U.S. Supreme Court Holds Courts Must Defer to Agency Environmental Reviews under NEPA
In Seven County Infrastructure Coalition v. Eagle County,[1] the United States Supreme Court held courts must defer to agency environmental reviews under the National Environmental Policy Act (“NEPA”). This is noteworthy because the court recently overruled Chevron U.S.A., Inc. v. Natural Resources Defense Council, Inc. in 2024.[2] Chevron was a long‑standing deference doctrine under a related statute.
Seven Utah counties proposed to construct 88 miles of railroad in northeastern Utah to connect the oil-rich Uinta Basin to the national rail network (the “Project”). The Project’s primary purpose was to enable local oil producers to transport crude oil to the Gulf Coast.
Under federal law, the Surface Transportation Board (the “Board”) must approve proposed railroad construction and operation projects. As part of its process, the Board considers whether federal law also requires review under NEPA. Under NEPA, the Board first conducts an Environmental Assessment. If a proposed project will have significant environmental impact, the Board prepares an environmental impact statement (“EIS”) addressing those impacts and alternatives to mitigate them.
The Board produced an EIS that spanned hundreds of pages analyzing the proposed railroad’s environmental effects. The EIS noted—but did not fully analyze—the potential effects of increased upstream drilling in the Uinta Basin and downstream refining in Louisiana and Texas resulting from the new railroad.
The EIS determined a full analysis of drilling and refining projects was outside the scope of the report because the Project at issue was the proposed railroad line. The EIS further explained that, as a transportation authority, the Board had no control over refining and drilling activities.
The Board approved the Project. It concluded the Project’s benefits outweighed the environmental impacts. One Colorado county and multiple environmental organizations challenged the approval in the United States Court of Appeals for the District of Columbia Circuit. The plaintiffs alleged the NEPA review was inadequate and thus the approval was illegal.
The United States Court of Appeals for the District of Columbia vacated the Board’s approval. The court held the Board did not adequately consider the environmental effects of the increased upstream drilling and downstream refining.
The United States Supreme Court unanimously reversed the Court of Appeals’ decision. Justice Brett Kavanaugh, writing for the court, cited two reasons for the reversal.
First, “[c]ourts should afford substantial deference” to the “fact-dependent, context‑specific, and policy-laden choices” an agency makes regarding the scope of an EIS. The EIS adequately addressed the Project’s environmental effects, and the Board determined a detailed examination of the drilling and refining projects was outside the scope of the EIS. Therefore, the lower court should have deferred to the Board’s determination regarding the scope of that assessment.
Second, the court held NEPA only mandates the Board consider environmental effects of the “proposed action” and not potential effects of separate projects that might later materialize. 42 U.S.C. § 4332(2)(C). Here, the “proposed action” was the rail line and not the drilling or refining projects. Therefore, NEPA did not require the Board to address effects of those separate upstream or downstream projects.

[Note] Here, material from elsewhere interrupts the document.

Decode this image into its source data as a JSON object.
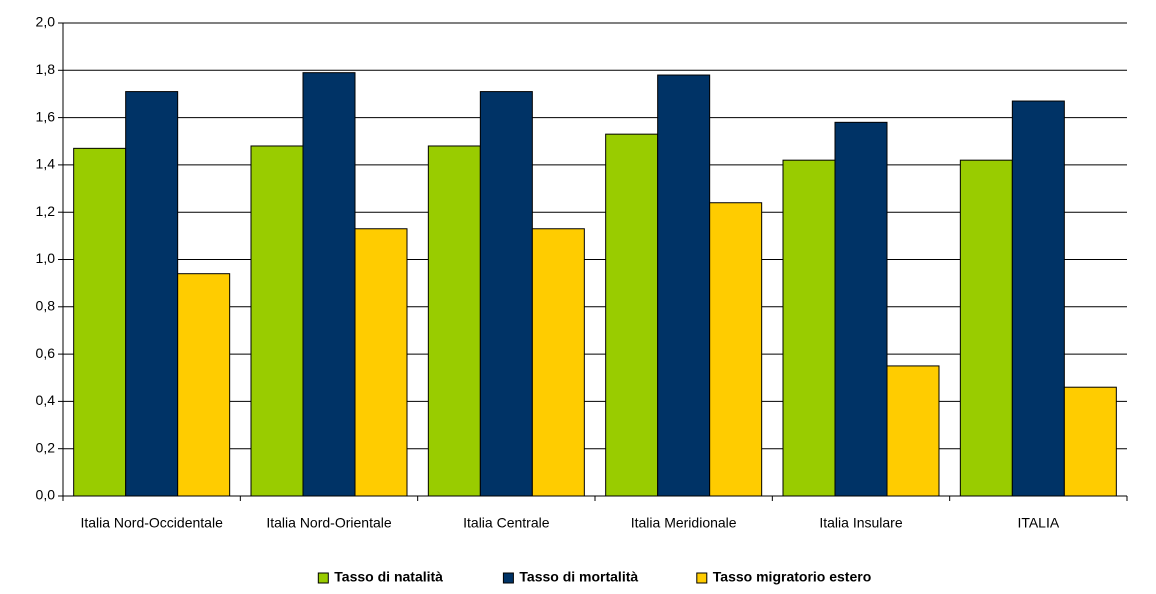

Justice Sonia Sotomayor concurred. Justices Elena Kagan and Ketanji Brown Jackson joined.
These justices advocated for a two-step analysis where courts first consider whether the agency has the statutory authority to address a given environmental impact. If not, the agency may set aside the impact for purposes of its NEPA review. But if the agency does have the authority and chooses not to review a given impact because the impact is too attenuated from a project, courts must next ask “whether the agency ‘acted arbitrarily’ in doing so.” Here, the Board did not have the statutory authority to address the environmental impact of the drilling and refining activities, so NEPA did not require the Board to review the activities’ impacts.
Though Loper Bright formally set aside Chevron deference, this case instructs lower courts to continue deferring to agency action in at least some instances. For projects that require an EIS, this case narrows objectors’ ability to second-guess agency review.